■スタイリッシュな呪文詠唱にクギづけ!
次は久保帯人氏が描くバトル漫画『BLEACH(ブリーチ)』から、藍染惣右介が多用した術「黒棺」の呪文詠唱を紹介したい。
同作は死神代行として活躍する高校生・黒崎一護の活躍を描いた物語。藍染は護廷十三隊五番隊隊長として死亡したと思われていたが、実は第一部のラスボスだった人物。一護にとって最悪の敵となり、圧倒的な存在感を示した。
藍染は“鬼道”という霊術を用いる死神であり、呪文を詠唱して術を放つ。藍染が使用する高等な術「黒棺(くろひつぎ)」の呪文は、スタイリッシュな文言で人気を博した。
「滲み出す混濁の紋章 不遜なる狂気の器 湧き上がり・否定し・痺れ・瞬き・眠りを妨げる 爬行(はこう)する鉄の王女 絶えず自壊する泥の人形 結合せよ 反発せよ 地に満ち己の無力を知れ 破道の九十・黒棺」
これが「黒棺」を使用する際の呪文である。ちなみに「破道の九十」というのは、攻撃的な術「破道」のなかで九十番の序列を指す。この数字は九九まで存在し、数字が大きいほど高等な術であることを意味する。

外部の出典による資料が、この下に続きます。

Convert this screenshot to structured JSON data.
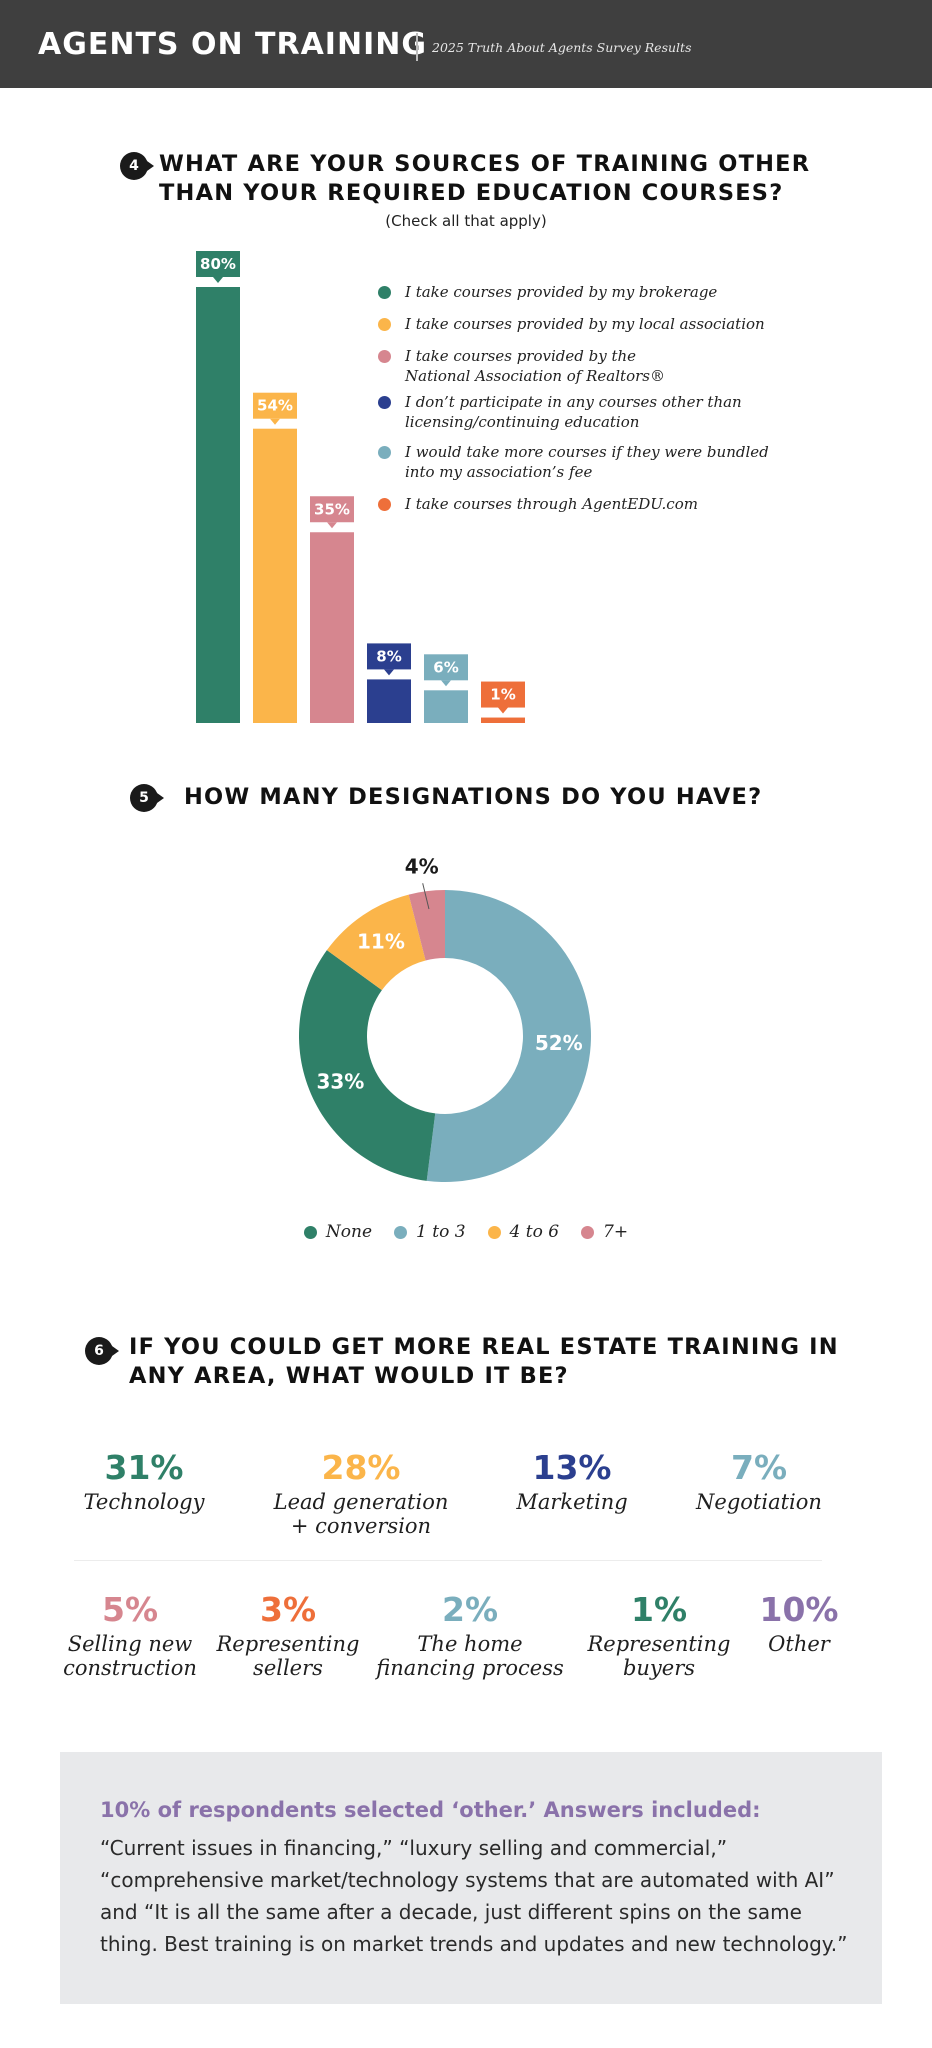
{
  "header": {
    "title": "AGENTS ON TRAINING",
    "subtitle": "2025 Truth About Agents Survey Results"
  },
  "q4": {
    "number": "4",
    "title_line1": "WHAT ARE YOUR SOURCES OF TRAINING OTHER",
    "title_line2": "THAN YOUR REQUIRED EDUCATION COURSES?",
    "note": "(Check all that apply)"
  },
  "q5": {
    "number": "5",
    "title": "HOW MANY DESIGNATIONS DO YOU HAVE?"
  },
  "q6": {
    "number": "6",
    "title_line1": "IF YOU COULD GET MORE REAL ESTATE TRAINING IN",
    "title_line2": "ANY AREA, WHAT WOULD IT BE?",
    "stats": [
      {
        "pct": "31%",
        "label": "Technology",
        "color": "#2f8068"
      },
      {
        "pct": "28%",
        "label": "Lead generation\n+ conversion",
        "color": "#fbb54a"
      },
      {
        "pct": "13%",
        "label": "Marketing",
        "color": "#2b3f8f"
      },
      {
        "pct": "7%",
        "label": "Negotiation",
        "color": "#7aaebd"
      },
      {
        "pct": "5%",
        "label": "Selling new\nconstruction",
        "color": "#d6868f"
      },
      {
        "pct": "3%",
        "label": "Representing\nsellers",
        "color": "#ee6f3a"
      },
      {
        "pct": "2%",
        "label": "The home\nfinancing process",
        "color": "#7aaebd"
      },
      {
        "pct": "1%",
        "label": "Representing\nbuyers",
        "color": "#2f8068"
      },
      {
        "pct": "10%",
        "label": "Other",
        "color": "#8a72aa"
      }
    ]
  },
  "other_box": {
    "heading": "10% of respondents selected ‘other.’ Answers included:",
    "body": "“Current issues in financing,” “luxury selling and commercial,” “comprehensive market/technology systems that are automated with AI” and “It is all the same after a decade, just different spins on the same thing. Best training is on market trends and updates and new technology.”"
  },
  "chart_data": [
    {
      "type": "bar",
      "title": "WHAT ARE YOUR SOURCES OF TRAINING OTHER THAN YOUR REQUIRED EDUCATION COURSES?",
      "subtitle": "(Check all that apply)",
      "categories": [
        "I take courses provided by my brokerage",
        "I take courses provided by my local association",
        "I take courses provided by the\nNational Association of Realtors®",
        "I don’t participate in any courses other than\nlicensing/continuing education",
        "I would take more courses if they were bundled\ninto my association’s fee",
        "I take courses through AgentEDU.com"
      ],
      "values": [
        80,
        54,
        35,
        8,
        6,
        1
      ],
      "value_labels": [
        "80%",
        "54%",
        "35%",
        "8%",
        "6%",
        "1%"
      ],
      "colors": [
        "#2f8068",
        "#fbb54a",
        "#d6868f",
        "#2b3f8f",
        "#7aaebd",
        "#ee6f3a"
      ],
      "ylim": [
        0,
        80
      ],
      "grid": false,
      "legend": "right"
    },
    {
      "type": "pie",
      "title": "HOW MANY DESIGNATIONS DO YOU HAVE?",
      "categories": [
        "None",
        "1 to 3",
        "4 to 6",
        "7+"
      ],
      "values": [
        33,
        52,
        11,
        4
      ],
      "value_labels": [
        "33%",
        "52%",
        "11%",
        "4%"
      ],
      "colors": [
        "#2f8068",
        "#7aaebd",
        "#fbb54a",
        "#d6868f"
      ],
      "legend": "bottom"
    }
  ]
}
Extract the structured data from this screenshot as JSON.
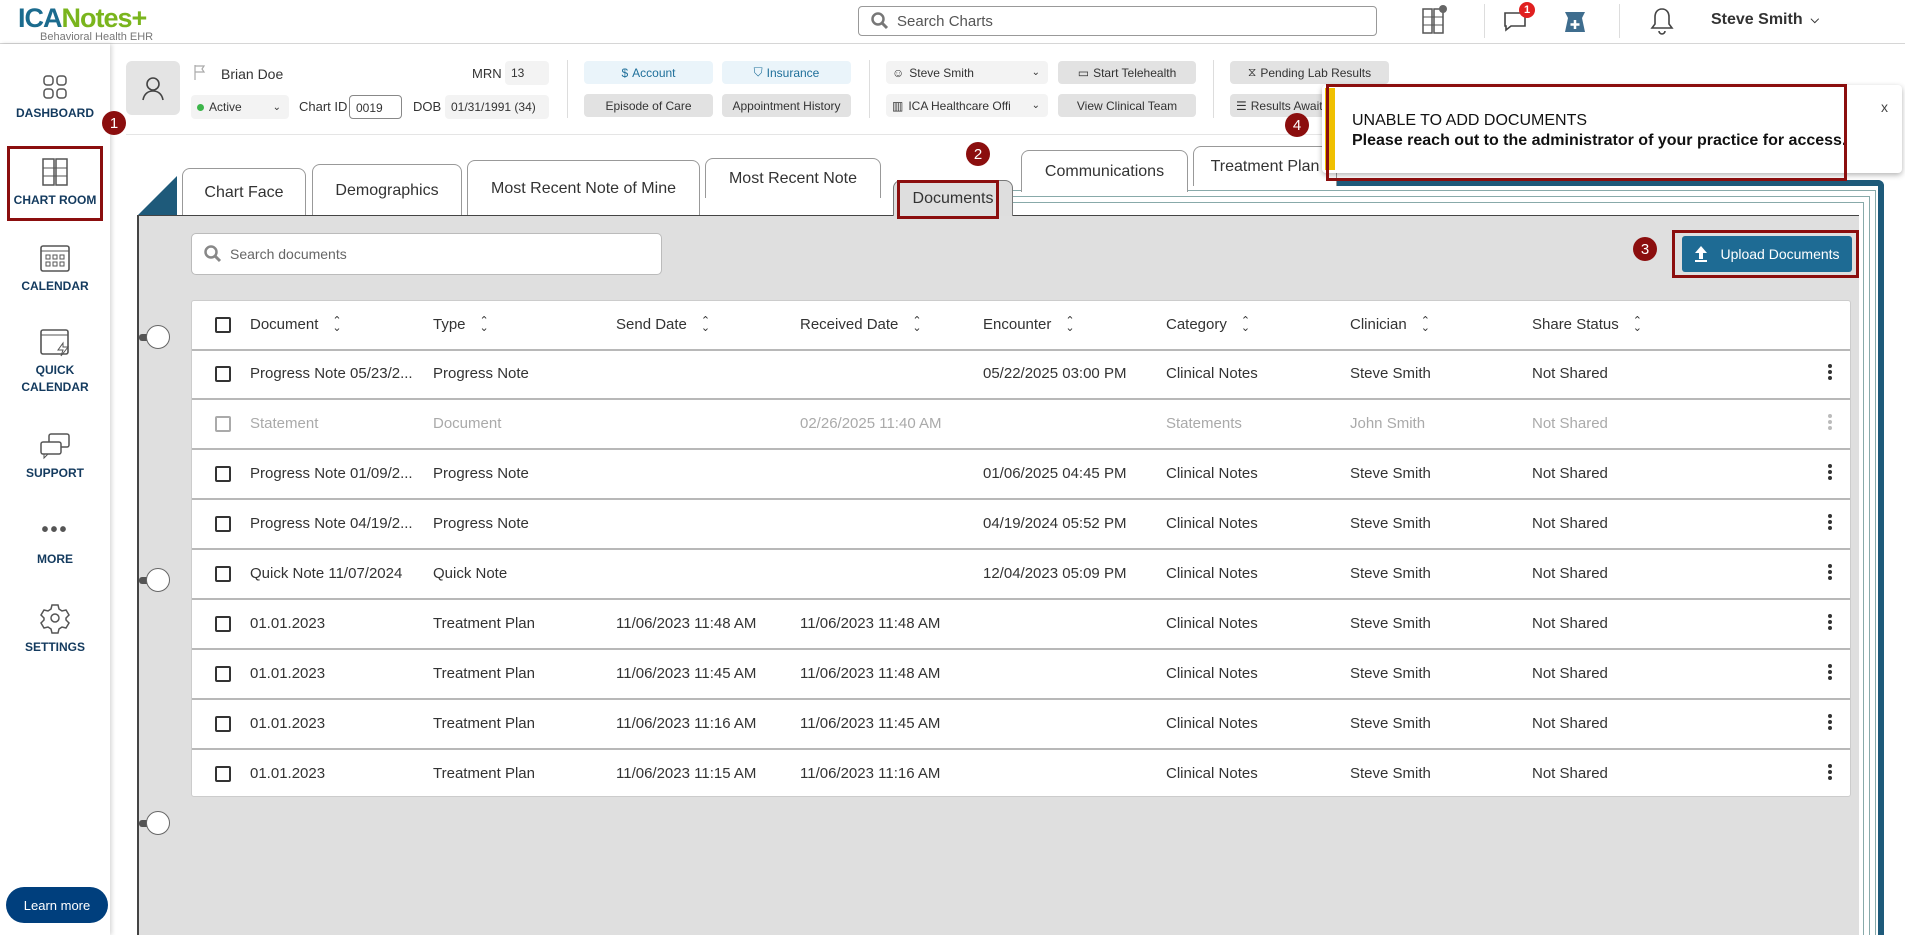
{
  "app": {
    "logo_brand": "ICANotes+",
    "logo_ica": "ICA",
    "logo_notes": "Notes+",
    "logo_tagline": "Behavioral Health EHR"
  },
  "header": {
    "search_placeholder": "Search Charts",
    "messages_badge": "1",
    "user_name": "Steve Smith",
    "icons": [
      "file-cabinet-add-icon",
      "chat-icon",
      "pharmacy-icon",
      "bell-icon",
      "chevron-down-icon"
    ]
  },
  "sidebar": {
    "items": [
      {
        "label": "DASHBOARD",
        "icon": "dashboard-icon"
      },
      {
        "label": "CHART ROOM",
        "icon": "file-cabinet-icon",
        "active": true
      },
      {
        "label": "CALENDAR",
        "icon": "calendar-icon"
      },
      {
        "label": "QUICK",
        "label2": "CALENDAR",
        "icon": "quick-calendar-icon"
      },
      {
        "label": "SUPPORT",
        "icon": "support-icon"
      },
      {
        "label": "MORE",
        "icon": "more-icon"
      },
      {
        "label": "SETTINGS",
        "icon": "gear-icon"
      }
    ],
    "learn_more": "Learn more"
  },
  "patient": {
    "name": "Brian Doe",
    "mrn_label": "MRN",
    "mrn": "13",
    "status": "Active",
    "status_color": "#3cb54a",
    "chart_id_label": "Chart ID",
    "chart_id": "0019",
    "dob_label": "DOB",
    "dob": "01/31/1991 (34)"
  },
  "actions": {
    "account": "Account",
    "insurance": "Insurance",
    "episode": "Episode of Care",
    "appointment_history": "Appointment History",
    "clinician": "Steve Smith",
    "location": "ICA Healthcare Offi",
    "start_telehealth": "Start Telehealth",
    "view_clinical_team": "View Clinical Team",
    "pending_lab": "Pending Lab Results",
    "results_await": "Results Await"
  },
  "toast": {
    "title": "UNABLE TO ADD DOCUMENTS",
    "message": "Please reach out to the administrator of your practice for access.",
    "close": "x",
    "accent": "#f0c000"
  },
  "annotations": [
    "1",
    "2",
    "3",
    "4"
  ],
  "tabs": [
    "Chart Face",
    "Demographics",
    "Most Recent Note of Mine",
    "Most Recent Note",
    "Documents",
    "Communications",
    "Treatment Plan"
  ],
  "active_tab": "Documents",
  "documents": {
    "search_placeholder": "Search documents",
    "upload_label": "Upload Documents",
    "upload_color": "#1e6b94",
    "columns": [
      "Document",
      "Type",
      "Send Date",
      "Received Date",
      "Encounter",
      "Category",
      "Clinician",
      "Share Status"
    ],
    "rows": [
      [
        "Progress Note 05/23/2...",
        "Progress Note",
        "",
        "",
        "05/22/2025 03:00 PM",
        "Clinical Notes",
        "Steve Smith",
        "Not Shared"
      ],
      [
        "Statement",
        "Document",
        "",
        "02/26/2025 11:40 AM",
        "",
        "Statements",
        "John Smith",
        "Not Shared"
      ],
      [
        "Progress Note 01/09/2...",
        "Progress Note",
        "",
        "",
        "01/06/2025 04:45 PM",
        "Clinical Notes",
        "Steve Smith",
        "Not Shared"
      ],
      [
        "Progress Note 04/19/2...",
        "Progress Note",
        "",
        "",
        "04/19/2024 05:52 PM",
        "Clinical Notes",
        "Steve Smith",
        "Not Shared"
      ],
      [
        "Quick Note 11/07/2024",
        "Quick Note",
        "",
        "",
        "12/04/2023 05:09 PM",
        "Clinical Notes",
        "Steve Smith",
        "Not Shared"
      ],
      [
        "01.01.2023",
        "Treatment Plan",
        "11/06/2023 11:48 AM",
        "11/06/2023 11:48 AM",
        "",
        "Clinical Notes",
        "Steve Smith",
        "Not Shared"
      ],
      [
        "01.01.2023",
        "Treatment Plan",
        "11/06/2023 11:45 AM",
        "11/06/2023 11:48 AM",
        "",
        "Clinical Notes",
        "Steve Smith",
        "Not Shared"
      ],
      [
        "01.01.2023",
        "Treatment Plan",
        "11/06/2023 11:16 AM",
        "11/06/2023 11:45 AM",
        "",
        "Clinical Notes",
        "Steve Smith",
        "Not Shared"
      ],
      [
        "01.01.2023",
        "Treatment Plan",
        "11/06/2023 11:15 AM",
        "11/06/2023 11:16 AM",
        "",
        "Clinical Notes",
        "Steve Smith",
        "Not Shared"
      ]
    ],
    "disabled_rows": [
      1
    ]
  }
}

余談ではあるが、2025年6月から東京を皮切りに大阪、博多、横浜で開催されるイベント「BLEACH WORLD」では、「牛乳プリンとゼリー」で黒棺を再現したコラボメニューが登場。その商品名は「黒棺の呪文」になっており、「完全詠唱でご注文ください」と注意書きが添えられている。このコラボメニューを味わうためには、あの呪文を暗記するしかない……!?
ほかにも2014年に放送されたテレビアニメ『Fate/stay night[Unlimited Blade Works]』で、英雄王「ギルガメッシュ」と対峙した主人公の衛宮士郎が「体は剣(つるぎ)で出来ている」から始まる覚悟の詠唱を行う場面にしびれた視聴者も多いだろう。
ファン心をくすぐる呪文詠唱に魅了させられるのは、いつの時代も変わらないのかもしれない。皆さんにとって、今でも唱えられる「忘れられない呪文」といえば誰のどの呪文だろうか。